Welcome to The CITE -- a blog on Course materials, Innovation, and Technology in Education, created by Mark Nelson and now part of the Publications Department of the National Association of College Stores. CITE is a pun with multiple meanings - referring to cite as in citation, something people reference; site as in location, website, or place people go to; and sight as in foresight or looking ahead to what is coming. Comments, discussion, feedback and ideas are welcome.

Tuesday, June 25, 2013

T-Word Won't Be in Students' Vocabulary

“Kids won’t even know what that word means,” Jeff Livingston, a McGraw-Hill Education vice president, is quoted as saying in an interview in U.S. News and World Report.

What word is he talking about? Typewriter? Mimeo? Icebox?

It’s textbooks. The students of the near future, according to Livingston, won’t recognize the word because all course materials will be online and provide an interactive experience. Heavy, print, linear tomes will be a thing of the past.

The U.S. News article mainly discusses what kind of computing devices students will need and how much parents should expect to budget for technology expenses, but Livingston’s comments about textbooks offer a glimpse of the direction where educational publishers are heading.

Students currently buy textbooks, regardless of format, from a store or e-commerce site, but Livingston says soon students will purchase all their online course materials through a fee folded into tuition or as a subscription.
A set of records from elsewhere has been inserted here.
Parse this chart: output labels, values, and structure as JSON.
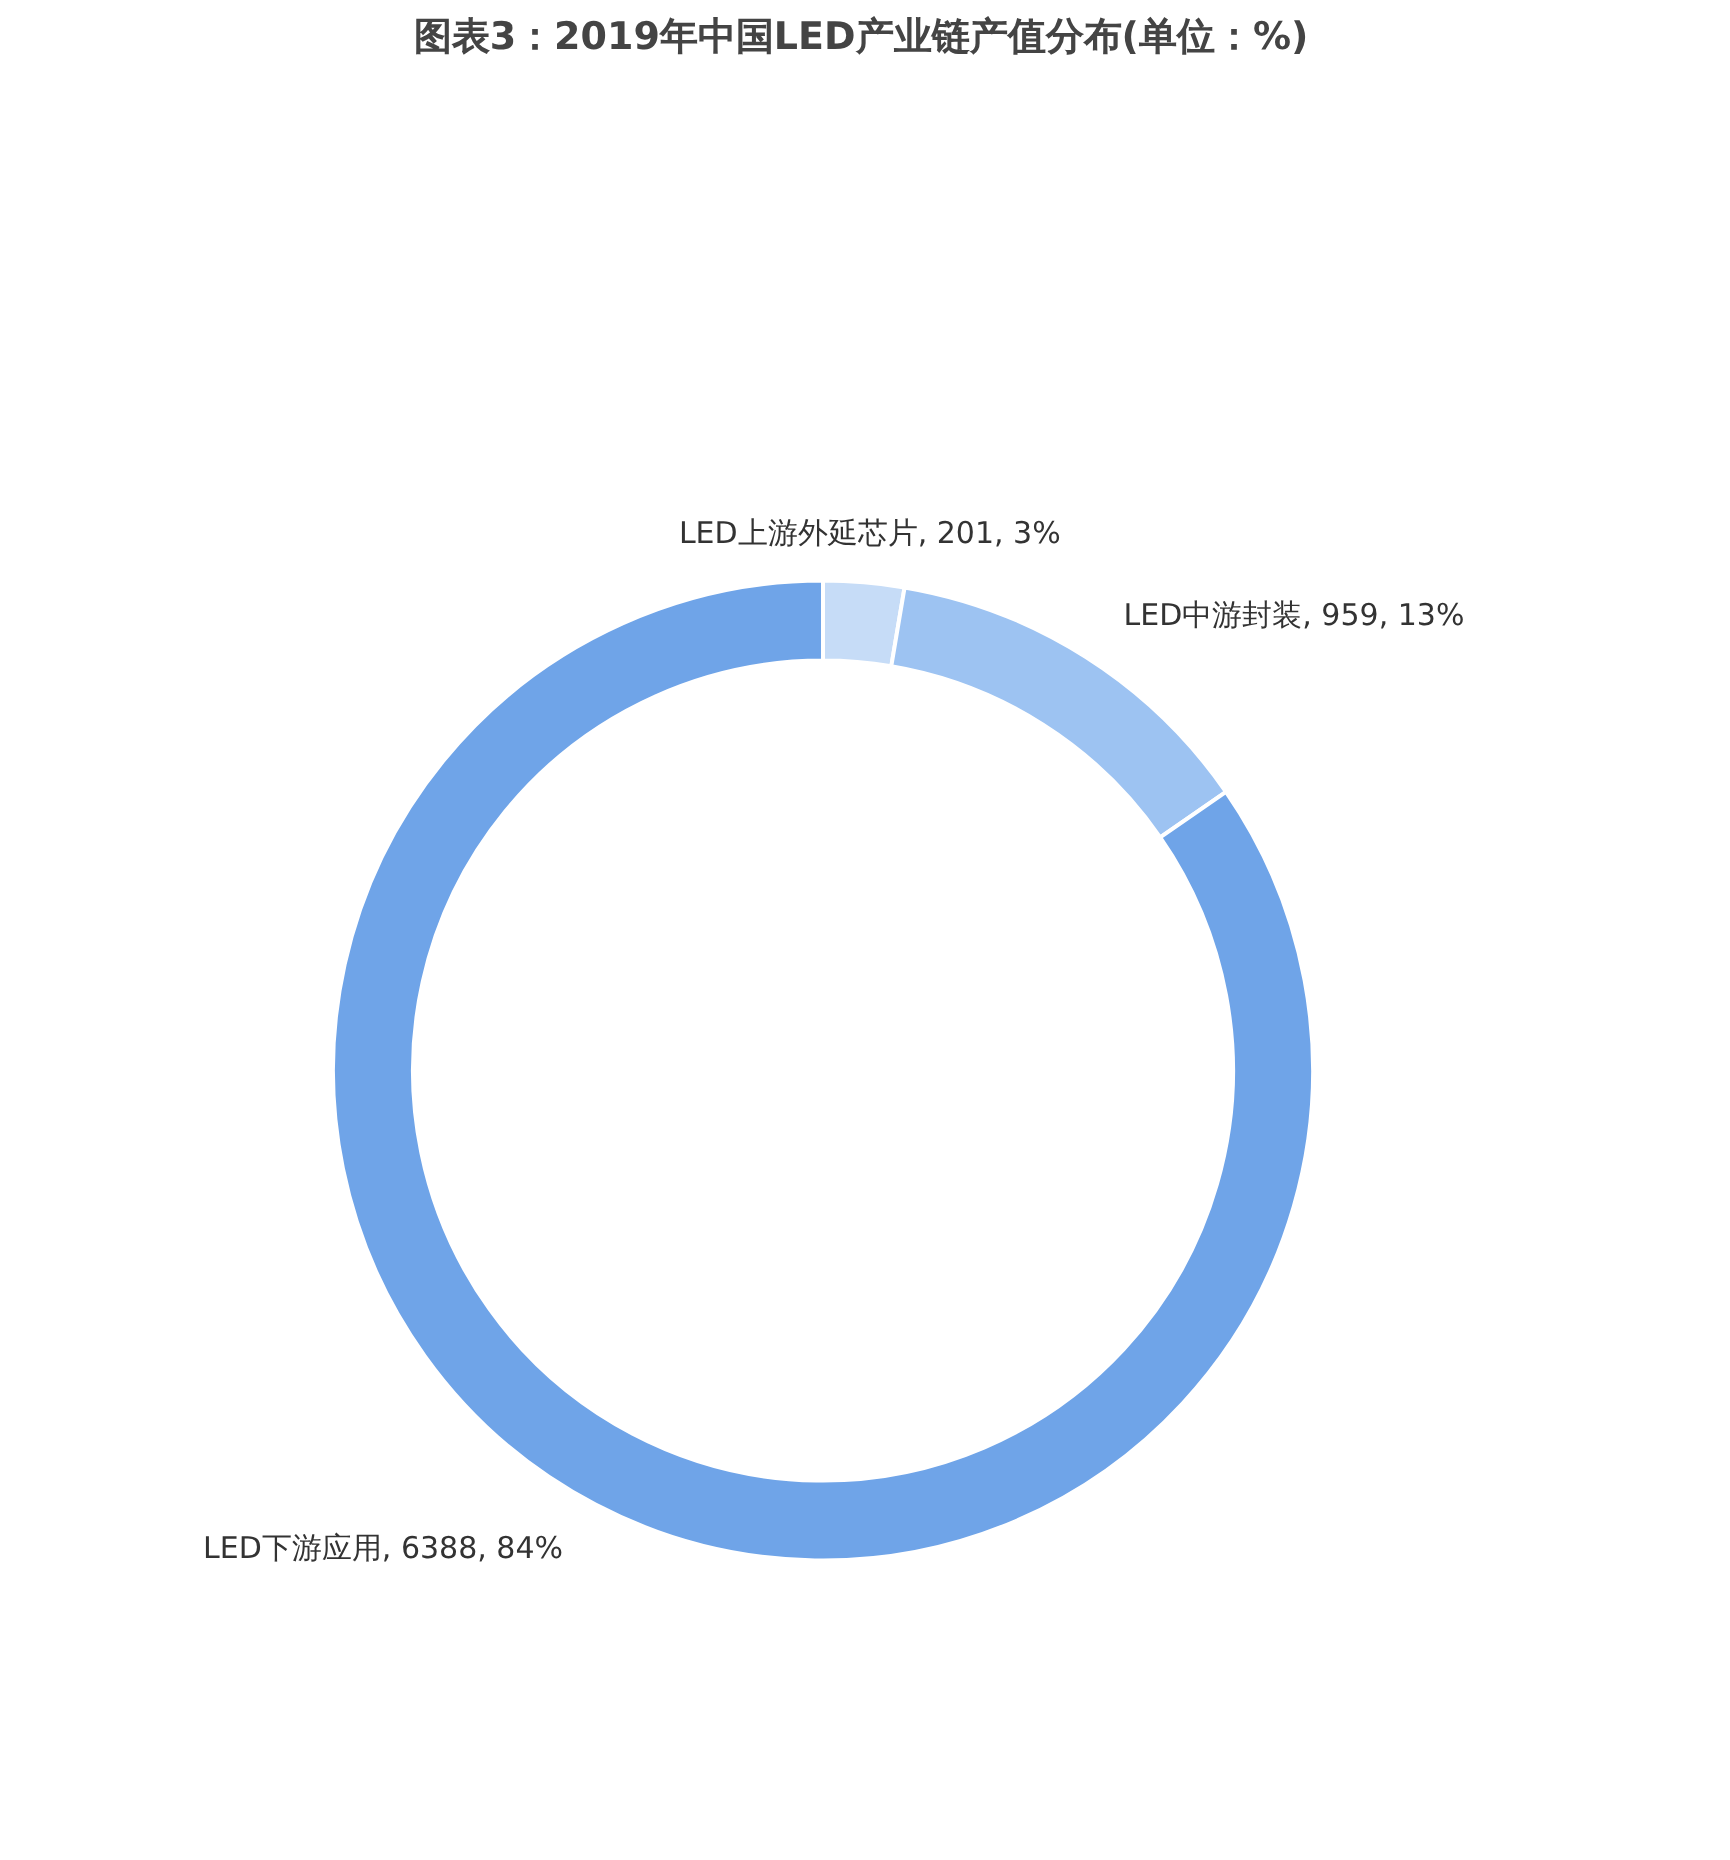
{
  "chart_data": {
    "type": "donut",
    "title": "图表3：2019年中国LED产业链产值分布(单位：%)",
    "categories": [
      "LED上游外延芯片",
      "LED中游封装",
      "LED下游应用"
    ],
    "values": [
      201,
      959,
      6388
    ],
    "value_labels": [
      "201, 3%",
      "959, 13%",
      "6388, 84%"
    ],
    "colors": [
      "#c6dcf7",
      "#9dc3f2",
      "#6fa4e8"
    ]
  }
}
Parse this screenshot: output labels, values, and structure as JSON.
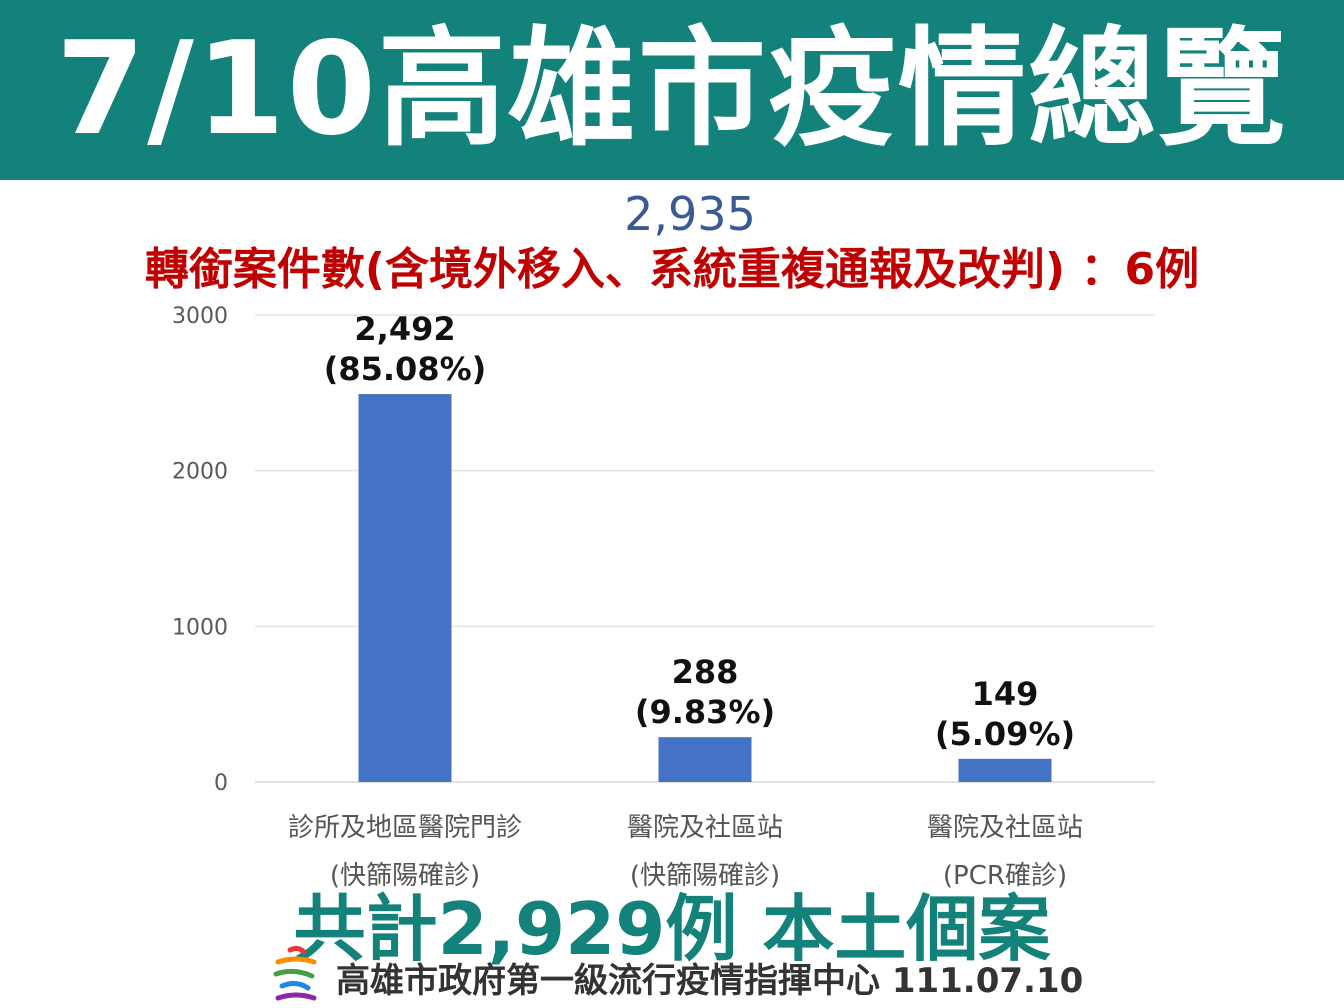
{
  "header": {
    "title": "7/10高雄市疫情總覽",
    "background": "#13827a"
  },
  "total_value": "2,935",
  "transfer_note": "轉銜案件數(含境外移入、系統重複通報及改判) ：6例",
  "chart_data": {
    "type": "bar",
    "categories": [
      [
        "診所及地區醫院門診",
        "(快篩陽確診)"
      ],
      [
        "醫院及社區站",
        "(快篩陽確診)"
      ],
      [
        "醫院及社區站",
        "(PCR確診)"
      ]
    ],
    "values": [
      2492,
      288,
      149
    ],
    "data_labels": [
      [
        "2,492",
        "(85.08%)"
      ],
      [
        "288",
        "(9.83%)"
      ],
      [
        "149",
        "(5.09%)"
      ]
    ],
    "yticks": [
      "0",
      "1000",
      "2000",
      "3000"
    ],
    "ylim": [
      0,
      3000
    ],
    "grid": true,
    "legend": "none",
    "bar_color": "#4472c4"
  },
  "footer": {
    "total_text": "共計2,929例 本土個案",
    "source": "高雄市政府第一級流行疫情指揮中心 111.07.10",
    "logo_icon": "kaohsiung-city-logo-icon"
  }
}
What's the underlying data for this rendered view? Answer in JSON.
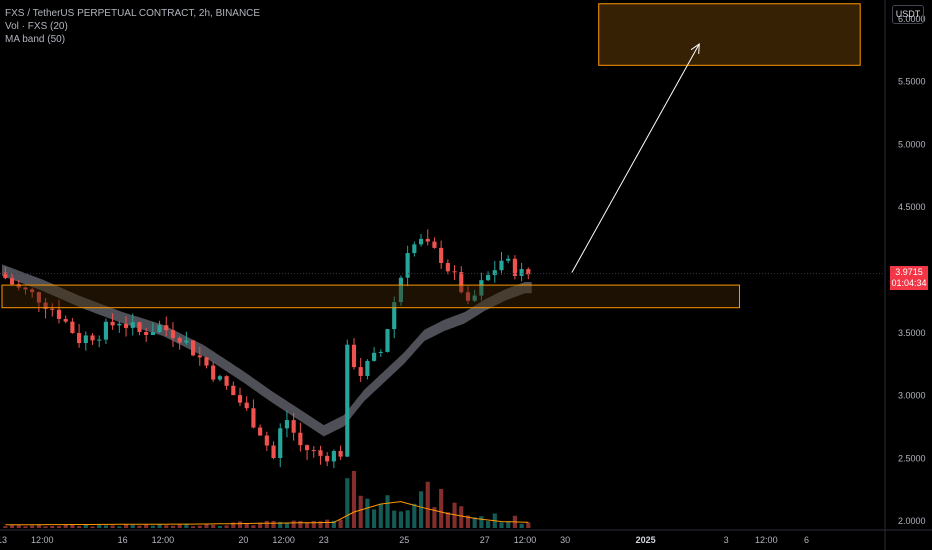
{
  "legend": {
    "symbol": "FXS / TetherUS PERPETUAL CONTRACT, 2h, BINANCE",
    "volume": "Vol · FXS (20)",
    "ma_band": "MA band (50)"
  },
  "currency": "USDT",
  "last_price": {
    "value": "3.9715",
    "countdown": "01:04:34"
  },
  "colors": {
    "up": "#26a69a",
    "down": "#ef5350",
    "zone_stroke": "#ff9800",
    "zone_fill": "#3d2505",
    "band": "#5d5e66",
    "vol_ma": "#ff9800",
    "price_tag": "#f23645"
  },
  "chart_data": {
    "type": "candlestick",
    "interval": "2h",
    "y_axis": {
      "ticks": [
        2.0,
        2.5,
        3.0,
        3.5,
        4.0,
        4.5,
        5.0,
        5.5,
        6.0
      ],
      "tick_labels": [
        "2.0000",
        "2.5000",
        "3.0000",
        "3.5000",
        "4.0000",
        "4.5000",
        "5.0000",
        "5.5000",
        "6.0000"
      ],
      "range": [
        1.93,
        6.15
      ]
    },
    "x_axis": {
      "ticks": [
        {
          "label": "13",
          "x": 0
        },
        {
          "label": "12:00",
          "x": 6
        },
        {
          "label": "16",
          "x": 18
        },
        {
          "label": "12:00",
          "x": 24
        },
        {
          "label": "20",
          "x": 36
        },
        {
          "label": "12:00",
          "x": 42
        },
        {
          "label": "23",
          "x": 48
        },
        {
          "label": "25",
          "x": 60
        },
        {
          "label": "27",
          "x": 72
        },
        {
          "label": "12:00",
          "x": 78
        },
        {
          "label": "30",
          "x": 84
        },
        {
          "label": "2025",
          "x": 96,
          "bold": true
        },
        {
          "label": "3",
          "x": 108
        },
        {
          "label": "12:00",
          "x": 114
        },
        {
          "label": "6",
          "x": 120
        }
      ],
      "range": [
        0,
        132
      ]
    },
    "price_keys": [
      [
        0,
        3.98
      ],
      [
        3,
        3.85
      ],
      [
        6,
        3.78
      ],
      [
        9,
        3.65
      ],
      [
        12,
        3.45
      ],
      [
        15,
        3.5
      ],
      [
        18,
        3.6
      ],
      [
        21,
        3.5
      ],
      [
        24,
        3.55
      ],
      [
        27,
        3.48
      ],
      [
        30,
        3.3
      ],
      [
        33,
        3.12
      ],
      [
        36,
        2.95
      ],
      [
        39,
        2.72
      ],
      [
        41,
        2.5
      ],
      [
        42,
        2.72
      ],
      [
        43,
        2.81
      ],
      [
        45,
        2.6
      ],
      [
        48,
        2.52
      ],
      [
        51,
        2.55
      ],
      [
        52,
        3.35
      ],
      [
        54,
        3.18
      ],
      [
        57,
        3.35
      ],
      [
        60,
        3.95
      ],
      [
        61,
        4.18
      ],
      [
        63,
        4.22
      ],
      [
        66,
        4.1
      ],
      [
        69,
        3.85
      ],
      [
        70,
        3.7
      ],
      [
        72,
        3.88
      ],
      [
        75,
        4.08
      ],
      [
        78,
        3.97
      ]
    ],
    "band_keys": [
      [
        0,
        4.0
      ],
      [
        6,
        3.88
      ],
      [
        12,
        3.74
      ],
      [
        18,
        3.62
      ],
      [
        24,
        3.52
      ],
      [
        30,
        3.36
      ],
      [
        36,
        3.15
      ],
      [
        40,
        3.0
      ],
      [
        44,
        2.86
      ],
      [
        48,
        2.72
      ],
      [
        51,
        2.8
      ],
      [
        54,
        3.0
      ],
      [
        57,
        3.15
      ],
      [
        60,
        3.3
      ],
      [
        63,
        3.48
      ],
      [
        66,
        3.56
      ],
      [
        69,
        3.62
      ],
      [
        72,
        3.72
      ],
      [
        75,
        3.8
      ],
      [
        78,
        3.86
      ]
    ],
    "band_half_width": 0.045,
    "volume_keys": [
      [
        0,
        0.03
      ],
      [
        24,
        0.035
      ],
      [
        36,
        0.06
      ],
      [
        48,
        0.07
      ],
      [
        50,
        0.2
      ],
      [
        51,
        0.7
      ],
      [
        53,
        0.45
      ],
      [
        56,
        0.3
      ],
      [
        60,
        0.42
      ],
      [
        63,
        0.4
      ],
      [
        66,
        0.3
      ],
      [
        70,
        0.15
      ],
      [
        74,
        0.12
      ],
      [
        79,
        0.08
      ]
    ],
    "volume_ma_keys": [
      [
        0,
        0.04
      ],
      [
        30,
        0.05
      ],
      [
        49,
        0.07
      ],
      [
        52,
        0.2
      ],
      [
        56,
        0.3
      ],
      [
        59,
        0.33
      ],
      [
        62,
        0.26
      ],
      [
        66,
        0.18
      ],
      [
        70,
        0.12
      ],
      [
        74,
        0.08
      ],
      [
        79,
        0.07
      ]
    ],
    "candles_count": 79,
    "zones": [
      {
        "name": "support-zone",
        "y0": 3.7,
        "y1": 3.88,
        "x0": 0,
        "x1": 110
      },
      {
        "name": "target-zone",
        "y0": 5.63,
        "y1": 6.12,
        "x0": 89,
        "x1": 128
      }
    ],
    "arrow": {
      "from": [
        85,
        3.98
      ],
      "to": [
        104,
        5.8
      ]
    },
    "last_price_line": 3.9715
  }
}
He estimates those fees/subscriptions will run about $300 to $400 per semester.

If parents were hoping to see some savings with all-digital materials, they may be disappointed. According to OnCampus Research’s 2013 Student Watch report, Retail Insight: Student Shopping Trends, the average student already pays approximately $662 per school year for course materials, mostly print—about the same as the annual estimate for digital. That figure doesn’t factor in any monies students might get for reselling their paper books later.